Sonia emerges from the bathroom and, while toweling her hair, says, “Chase, that shower is awesome, and I am so ready for—” She stops dead in her tracks and stares at me sitting on the bed. “What?” she says. “You look like you’re ready for a fight. Do I have mascara running down my cheeks or something?”
Her levity grates on my nerves and ¬I avert my eyes.
“Oh great,” she says. “For the first time ever, you’re not horny. Just two more minutes in the shower with all those wonderful jets of warm water and I wouldn’t care.” She holds up a finger. “You know what? I’ll be right back”
When she reaches the bathroom door, she stops and faces me again. “Well, that didn’t work the way it was supposed to. The sight of this gorgeous ass walking away from you was supposed to spur you into action. What happened to the Chase who should have been coming after me to drag me to his bed and ravish me?”
“Sorry.”
Sonia cocks her head to one side and her shoulders sag. She walks to the bed and sits beside me. “Tell me.”
Taking a minute, I analyze every syllable of my phone conversation with Gordon. The more I process it, the more fear creeps up my spine.
“I may need your help with something, Sonia” I say. “I was being evasive with you earlier.”
“About—?”
“Idaho. It’s my project. Everything I have is committed to the NIERE deal.”
She places a gentle hand on my thigh and says, “You know, I’m not at all surprised. It’s always had something of your boldness about it from the moment it was announced.”
“I did everything right. The science, the numbers, the politicians, every environmental group and labor union. Everything was lined up perfectly. It was as solid a deal as any I’ve ever done.”
“Only now,” she says, “somehow, it isn’t.”
Clenching my fists, I say, “Yes. And I have absolutely no idea how anything could have gone wrong.”
We lock eyes for a quiet moment, then I say, “I need you, Sonia. Legally, I mean. I want you on retainer.”
Her hand slides from my thigh and her face is flushed as she turns her head to look away from me. Folding her hands in her lap, she says in a voice that is quiet yet firm, “You haven’t the slightest clue what you’re asking, Chase.”
“Of course, I do,” I say. “You’re the best corporate attorney out there. I’ve got others but none that I’ve ever trusted with all the details of any deal. But now I need to lay it all out in detail with someone I trust completely. And that’s you. Only you.
“And thus, my point is proven.” she says with a bitter edge in her tone. “You completely miss the point. I have never had a legal client that was also an escort client nor have I had an escort client that was a legal client and I don’t see any reason why I should start now. I can recommend any number of lawyers every bit as qualified as I am to help you. Every one of them would kill to have you as a client. Let me make you a list.”
“But they are not you, Sonia,” I protest. “It takes years to earn the kind of trust I have in you. I know with every fiber of my being that you are the only attorney I could bring up to speed fast enough to make a difference. It has to be you or no one.”
“I think you’re wrong about that, Chase. It sounds to me like you’re panicking. You can’t make sound decisions while in that place.”

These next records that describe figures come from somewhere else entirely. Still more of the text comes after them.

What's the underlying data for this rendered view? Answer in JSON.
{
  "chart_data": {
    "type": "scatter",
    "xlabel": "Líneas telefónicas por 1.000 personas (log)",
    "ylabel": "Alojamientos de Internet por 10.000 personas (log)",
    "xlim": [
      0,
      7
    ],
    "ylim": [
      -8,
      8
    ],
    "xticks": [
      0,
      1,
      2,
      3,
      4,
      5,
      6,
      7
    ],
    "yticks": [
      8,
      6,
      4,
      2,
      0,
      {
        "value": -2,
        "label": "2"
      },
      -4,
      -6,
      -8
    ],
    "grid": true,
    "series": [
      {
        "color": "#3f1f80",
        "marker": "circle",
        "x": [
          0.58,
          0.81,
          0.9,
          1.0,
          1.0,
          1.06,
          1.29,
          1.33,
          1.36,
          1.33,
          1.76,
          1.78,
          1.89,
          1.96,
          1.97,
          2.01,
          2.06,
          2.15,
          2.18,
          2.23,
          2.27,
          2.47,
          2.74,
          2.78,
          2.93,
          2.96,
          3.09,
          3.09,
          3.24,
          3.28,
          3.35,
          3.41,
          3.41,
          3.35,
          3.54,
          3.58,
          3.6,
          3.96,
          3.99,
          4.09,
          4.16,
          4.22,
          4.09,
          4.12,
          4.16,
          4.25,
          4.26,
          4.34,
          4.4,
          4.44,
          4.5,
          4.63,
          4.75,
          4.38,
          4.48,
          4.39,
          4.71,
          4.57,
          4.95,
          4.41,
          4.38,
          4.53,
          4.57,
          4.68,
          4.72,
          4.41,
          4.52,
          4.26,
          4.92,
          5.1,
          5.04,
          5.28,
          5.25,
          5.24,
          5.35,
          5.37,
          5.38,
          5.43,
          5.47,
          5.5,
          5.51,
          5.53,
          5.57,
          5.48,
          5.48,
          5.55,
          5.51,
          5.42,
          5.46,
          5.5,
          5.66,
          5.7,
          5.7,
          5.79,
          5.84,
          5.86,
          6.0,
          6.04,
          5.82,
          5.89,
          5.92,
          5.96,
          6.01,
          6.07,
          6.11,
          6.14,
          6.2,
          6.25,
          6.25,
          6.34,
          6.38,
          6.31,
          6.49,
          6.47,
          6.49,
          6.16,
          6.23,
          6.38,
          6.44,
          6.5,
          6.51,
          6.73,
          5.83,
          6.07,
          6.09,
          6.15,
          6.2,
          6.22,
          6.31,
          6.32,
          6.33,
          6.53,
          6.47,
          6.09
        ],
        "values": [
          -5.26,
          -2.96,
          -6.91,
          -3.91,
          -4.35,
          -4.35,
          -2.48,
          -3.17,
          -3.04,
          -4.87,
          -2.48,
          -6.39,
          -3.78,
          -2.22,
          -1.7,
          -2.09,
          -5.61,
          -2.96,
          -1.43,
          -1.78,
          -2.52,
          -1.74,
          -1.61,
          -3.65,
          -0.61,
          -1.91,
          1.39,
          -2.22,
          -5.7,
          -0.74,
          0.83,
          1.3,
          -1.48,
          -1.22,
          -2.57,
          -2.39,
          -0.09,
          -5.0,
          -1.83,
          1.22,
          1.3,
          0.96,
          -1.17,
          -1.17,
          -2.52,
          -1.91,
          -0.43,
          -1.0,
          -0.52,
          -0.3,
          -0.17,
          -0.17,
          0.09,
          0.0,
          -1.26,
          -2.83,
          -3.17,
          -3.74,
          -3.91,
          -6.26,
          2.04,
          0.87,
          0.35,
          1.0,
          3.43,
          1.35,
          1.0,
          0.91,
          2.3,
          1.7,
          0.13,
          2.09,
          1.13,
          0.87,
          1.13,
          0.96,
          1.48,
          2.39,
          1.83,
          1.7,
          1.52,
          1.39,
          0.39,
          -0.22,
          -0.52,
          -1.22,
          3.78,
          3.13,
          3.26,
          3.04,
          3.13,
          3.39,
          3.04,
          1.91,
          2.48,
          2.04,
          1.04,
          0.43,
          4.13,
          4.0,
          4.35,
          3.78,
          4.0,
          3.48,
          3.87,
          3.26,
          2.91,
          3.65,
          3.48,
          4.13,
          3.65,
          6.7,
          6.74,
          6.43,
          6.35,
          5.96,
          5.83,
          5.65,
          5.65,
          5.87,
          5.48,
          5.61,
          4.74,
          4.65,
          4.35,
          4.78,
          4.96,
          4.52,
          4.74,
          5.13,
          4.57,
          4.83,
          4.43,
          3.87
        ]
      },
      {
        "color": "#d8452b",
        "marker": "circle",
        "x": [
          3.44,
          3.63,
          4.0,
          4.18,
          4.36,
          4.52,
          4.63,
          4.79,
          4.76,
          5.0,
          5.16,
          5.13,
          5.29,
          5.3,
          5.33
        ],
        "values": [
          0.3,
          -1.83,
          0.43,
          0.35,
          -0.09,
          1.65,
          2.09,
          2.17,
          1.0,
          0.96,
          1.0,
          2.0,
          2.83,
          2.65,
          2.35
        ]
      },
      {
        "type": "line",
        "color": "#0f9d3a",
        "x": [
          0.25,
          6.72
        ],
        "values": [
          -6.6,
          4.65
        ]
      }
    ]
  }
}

“You may be right,” I say, “but I can’t take the chance. My instincts tell me something is coming at me so big that I’ll need every edge I can get to fight it off. I’m asking you because I honestly feel you’re the only one for the job. I need you, Sonia. You and only you. Will you do it?”
Her voice flat, she says, “Go take a shower. I’ll get dressed and we’ll discuss this out by the fireplace.”
Feeling as if something has suddenly become unhinged, detached within me, I only manage to say, “I bought you some new outfits and had them hung in the usual place.”
As I rise from the side of the bed, Sonia keeps her eyes averted from me and says a soft and polite, “Thank you.” As I close the bathroom door, I see she still hasn’t changed position.
When I reenter the playroom after my shower, I see Sonia has laid out for me a pair of underwear, a pair of sharply creased wool slacks and a crisp pin stripe button down cotton shirt. The loafers lying on the floor next to the bed have no socks with them. From experience, she knows this is about as formal as I get at The Fort.
When I walk into the living area, I see that Sonia is in a dark skirted suit with a blouse that has only the top button undone so there is no hint of the breasts she had so comfortably left exposed to me just a short time before. She hasn’t started the gas fire but, nonetheless, stands before the grate as if staring into flames. Her nose and eyes are red, and she is holding a tissue in her hand. I feel my heart crumbling within me, but my resolve does not waiver.
It’s been said that business is war.
A take-no-prisoners type of war.
I’ve always tried to walk a microscopically thin line where only my enemies are destroyed and never any of my friends are sacrificed. But now I fear I’ve crossed that line and lost something of more worth than I ever knew until now.
Sometimes, business is a just a mean little bitch.